Melody lets out some kind of breathy moan, maybe a gasp, but I’m not sure if it’s out of fear or because we’re fully entangled with one another now, and my fingers have somehow crawled their way up to her hair, weaving through the strands and fisting gently.

My panic seems to ebb the moment she’s in my arms—the moment I give in and hold her back. She’s chipping away at my brick walls, and her sunny rays of light are seeping through the cracks, trying to bring me warmth.

Fucking hell, what is she doing to me?

I slide my back down the wall, and she goes with me, until we hit the tiled floor together and Melody straddles my lap, her knees caging me in. My right hand is still knotted in her hair, while the other curves around her back, and even though I can’t see shit, I know we’re face-to-face by the way her warm breath skims my lips with each arduous exhale.

I want to blame the raging storm—I want to say it’s the threat outside that feels greater than the threat of her, therefore, justifying the way I’m letting her cling to me.

Justifying the way I’m clinging right back.

Only… there was no threat yesterday when I let her touch me—when I let her take my hand between her palms and drag a lazy finger across the creases, like she was carving herself into me somehow. Branding me with sunshine.

There was no danger earlier today when some sort of fucked-up possessive feeling shot through me like a drug, and I felt the need to stake some sort of claim over her.

It’s maddening.

It’s confusing, nonsensical, and fucking maddening how I hate everything she stands for, everything she represents, and yet… I don’t hate her at all.

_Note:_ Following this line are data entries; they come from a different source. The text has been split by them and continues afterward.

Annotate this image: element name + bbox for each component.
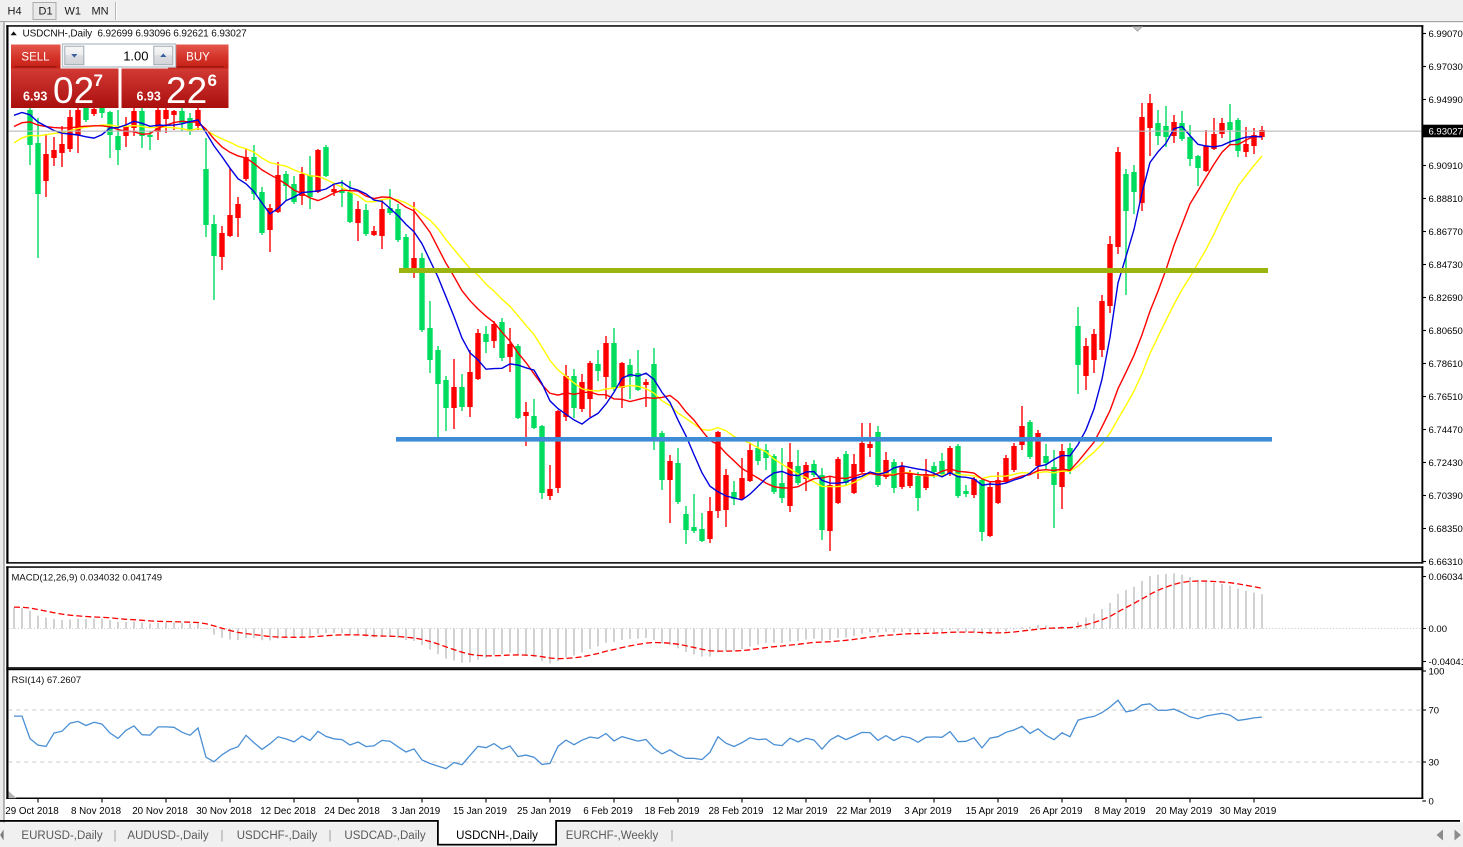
svg-text:6: 6 bbox=[208, 71, 217, 90]
svg-text:28 Feb 2019: 28 Feb 2019 bbox=[708, 806, 763, 817]
svg-text:15 Jan 2019: 15 Jan 2019 bbox=[453, 806, 507, 817]
svg-text:6.70390: 6.70390 bbox=[1429, 491, 1463, 502]
svg-text:|: | bbox=[671, 830, 674, 842]
svg-text:8 May 2019: 8 May 2019 bbox=[1094, 806, 1145, 817]
svg-text:6.74470: 6.74470 bbox=[1429, 425, 1463, 436]
svg-text:18 Feb 2019: 18 Feb 2019 bbox=[644, 806, 699, 817]
svg-text:6 Feb 2019: 6 Feb 2019 bbox=[583, 806, 633, 817]
svg-text:MACD(12,26,9) 0.034032 0.04174: MACD(12,26,9) 0.034032 0.041749 bbox=[12, 573, 163, 584]
svg-text:100: 100 bbox=[1429, 666, 1445, 677]
svg-text:6.88810: 6.88810 bbox=[1429, 194, 1463, 205]
svg-text:22: 22 bbox=[166, 70, 207, 111]
svg-text:6.76510: 6.76510 bbox=[1429, 392, 1463, 403]
svg-text:7: 7 bbox=[94, 71, 103, 90]
svg-text:02: 02 bbox=[53, 70, 94, 111]
svg-text:0.060342: 0.060342 bbox=[1429, 572, 1463, 583]
svg-text:|: | bbox=[329, 830, 332, 842]
svg-text:6.93: 6.93 bbox=[23, 90, 47, 104]
svg-text:70: 70 bbox=[1429, 705, 1440, 716]
svg-text:0.00: 0.00 bbox=[1429, 624, 1448, 635]
svg-text:3 Apr 2019: 3 Apr 2019 bbox=[904, 806, 951, 817]
svg-text:6.93: 6.93 bbox=[137, 90, 161, 104]
svg-text:6.78610: 6.78610 bbox=[1429, 359, 1463, 370]
svg-text:12 Mar 2019: 12 Mar 2019 bbox=[772, 806, 827, 817]
svg-text:0: 0 bbox=[1429, 796, 1434, 807]
svg-text:USDCAD-,Daily: USDCAD-,Daily bbox=[344, 830, 425, 842]
svg-text:RSI(14) 67.2607: RSI(14) 67.2607 bbox=[12, 675, 82, 686]
svg-text:6.99070: 6.99070 bbox=[1429, 29, 1463, 40]
svg-text:29 Oct 2018: 29 Oct 2018 bbox=[5, 806, 59, 817]
svg-text:AUDUSD-,Daily: AUDUSD-,Daily bbox=[127, 830, 208, 842]
svg-text:24 Dec 2018: 24 Dec 2018 bbox=[324, 806, 380, 817]
svg-text:EURUSD-,Daily: EURUSD-,Daily bbox=[21, 830, 102, 842]
svg-text:USDCNH-,Daily 6.92699 6.93096: USDCNH-,Daily 6.92699 6.93096 6.92621 6.… bbox=[23, 29, 248, 40]
svg-text:6.86770: 6.86770 bbox=[1429, 227, 1463, 238]
svg-text:25 Jan 2019: 25 Jan 2019 bbox=[517, 806, 571, 817]
svg-text:6.72430: 6.72430 bbox=[1429, 458, 1463, 469]
svg-text:H4: H4 bbox=[8, 6, 22, 18]
svg-text:30 May 2019: 30 May 2019 bbox=[1220, 806, 1277, 817]
svg-text:6.82690: 6.82690 bbox=[1429, 293, 1463, 304]
svg-text:6.93027: 6.93027 bbox=[1429, 126, 1463, 137]
svg-text:6.90910: 6.90910 bbox=[1429, 161, 1463, 172]
svg-text:D1: D1 bbox=[39, 6, 53, 18]
svg-text:W1: W1 bbox=[65, 6, 82, 18]
svg-text:1.00: 1.00 bbox=[123, 48, 148, 63]
svg-text:6.66310: 6.66310 bbox=[1429, 557, 1463, 568]
svg-text:EURCHF-,Weekly: EURCHF-,Weekly bbox=[566, 830, 659, 842]
svg-text:MN: MN bbox=[92, 6, 109, 18]
svg-text:-0.040415: -0.040415 bbox=[1429, 657, 1463, 668]
svg-text:USDCNH-,Daily: USDCNH-,Daily bbox=[456, 830, 538, 842]
svg-text:26 Apr 2019: 26 Apr 2019 bbox=[1030, 806, 1083, 817]
svg-text:20 May 2019: 20 May 2019 bbox=[1156, 806, 1213, 817]
svg-text:3 Jan 2019: 3 Jan 2019 bbox=[392, 806, 440, 817]
svg-text:6.84730: 6.84730 bbox=[1429, 260, 1463, 271]
svg-text:6.80650: 6.80650 bbox=[1429, 326, 1463, 337]
svg-text:SELL: SELL bbox=[21, 52, 50, 64]
svg-text:BUY: BUY bbox=[186, 52, 210, 64]
svg-text:USDCHF-,Daily: USDCHF-,Daily bbox=[237, 830, 318, 842]
svg-text:|: | bbox=[221, 830, 224, 842]
svg-text:12 Dec 2018: 12 Dec 2018 bbox=[260, 806, 316, 817]
svg-text:30 Nov 2018: 30 Nov 2018 bbox=[196, 806, 252, 817]
svg-text:6.68350: 6.68350 bbox=[1429, 524, 1463, 535]
svg-text:8 Nov 2018: 8 Nov 2018 bbox=[71, 806, 122, 817]
svg-text:6.97030: 6.97030 bbox=[1429, 62, 1463, 73]
svg-text:|: | bbox=[114, 830, 117, 842]
svg-text:30: 30 bbox=[1429, 757, 1440, 768]
svg-text:15 Apr 2019: 15 Apr 2019 bbox=[966, 806, 1019, 817]
svg-text:6.94990: 6.94990 bbox=[1429, 95, 1463, 106]
svg-text:22 Mar 2019: 22 Mar 2019 bbox=[836, 806, 891, 817]
svg-text:20 Nov 2018: 20 Nov 2018 bbox=[132, 806, 188, 817]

“You’re not shaking anymore.” Melody’s voice infiltrates my dark musings as she continues to invade me. She continues to trespass. “My father used to tell me that the dark is the very best secret-keeper. The things we say in the dark never have to leave it.”

Her cheek dips back to my chest, her words muffled by my shirt, and the fine hairs on her head tickle my nose as I inhale a shuddering breath. Thoroughly entwined and swallowed by darkness, reckless thoughts spill out of me. “When I was a kid… some real bad shit happened to me. I spent a lot of time in the dark, and it fucked with my head. Played tricks on me.”

I feel her head lift slowly from my chest, her eyes searching for me through the thick shroud of darkness, trying to see me.